'Made to Clear Human Waste with Hands'

While law bans manual scavenging, two local government bodies in Virudhunagar in open violation of the existing laws force sanitary workers to clean human excreta often with bare hands.

VIRUDHUNAGAR: While law bans manual scavenging, two local government bodies in Virudhunagar in open violation of the existing laws force sanitary workers to clean human excreta often with bare hands.

Though the Employment of Manual Scavengers and Construction of Dry Latrines Prohibition Act, 1993 and the Prohibition of Employment of Manual Scavengers and Rehabilitation Act, 2013 prohibit manual scavenging, the Dhalavaipuram and Muhavoor panchayats in Rajapalayam Taluk in Virudhunagar district have been arm-twisting their sanitary workers to clean human wastes.

In Dhalavaipuram panchayat, a woman, Kalki (name changed), cleans human excreta seen all over the narrow street of the Dhalavaipuram bus stand, for the past 40 years.

Poverty is what drives Kalki, employed by Dhalavaipuram panchayat, to do this job, who has three daughters. Though she had started working to support her husband to meet family expenses, she could not quit the job as her husband had died some 10 years ago. She fears that she could lose the job if she speaks it. “I clean human wastes from 7.00 am to 11.00 am every day and I am paid a salary of `3,200 per month. If I am removed from the job, I would not be able to run my family,” Kalki told Express.

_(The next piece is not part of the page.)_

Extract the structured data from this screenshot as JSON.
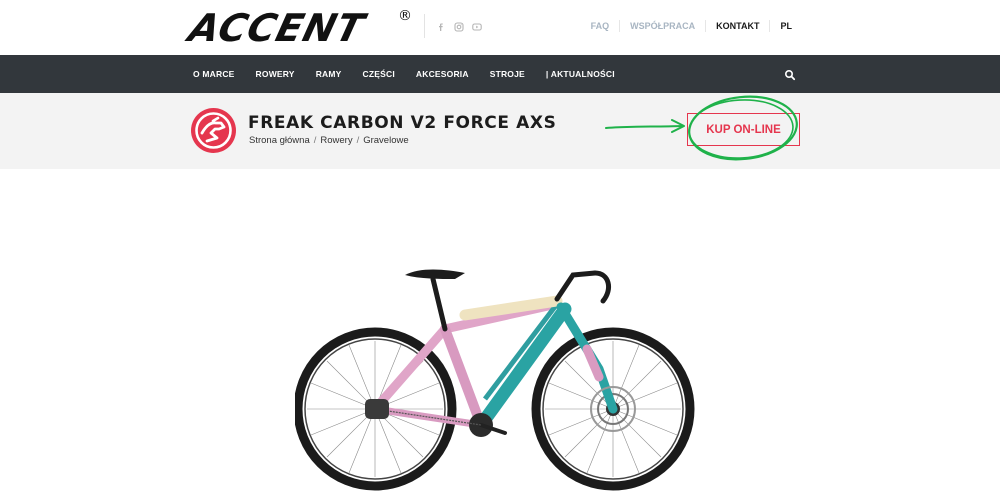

“Though I take a bath at my house, I still sense the bad smell of human waste when I’m about to have my food. Due to this most days I skip my meals and instead have some water,” a tearful Kalki said. Muhavoor panchayat villagers use a four-side walled space as a public toilet, which is cleaned by five sanitary workers without even wearing slippers.

Tamil Nadu Conservancy Workers Federation, Vice President M Sakthivel said that Arundhadhiyinar community people employed as sanitary workers cleaned human wastes in several villages. Panchayat officials compelled them to clean dry human excreta. The fear of losing jobs makes sanitary workers obey their civic body masters. Sakthivel said that at some places even service records were not maintained for sanitary workers and salaries were not paid. “As salaries are not being given to sanitary workers, they are not able to run their family and educate their children, who eventually ended up as sanitary workers,” he said.

Though public toilets are in the Dhalavaipuram and Muhavoor villages, people do not use them as the toilets are not maintained properly hence people defecate in the open. Though the government had asked to form a state-and district-level committee to prevent manual scavenging, this has not seen the light of the day yet, he pointed out.

He said that on June 20 two sanitary workers were suffocated to death while cleaning a septic tank at a petrol bunk, and on January 18 two sanitary workers died when they were cleaning a septic tank of the Municipality slaughter house in Sattur Taluk.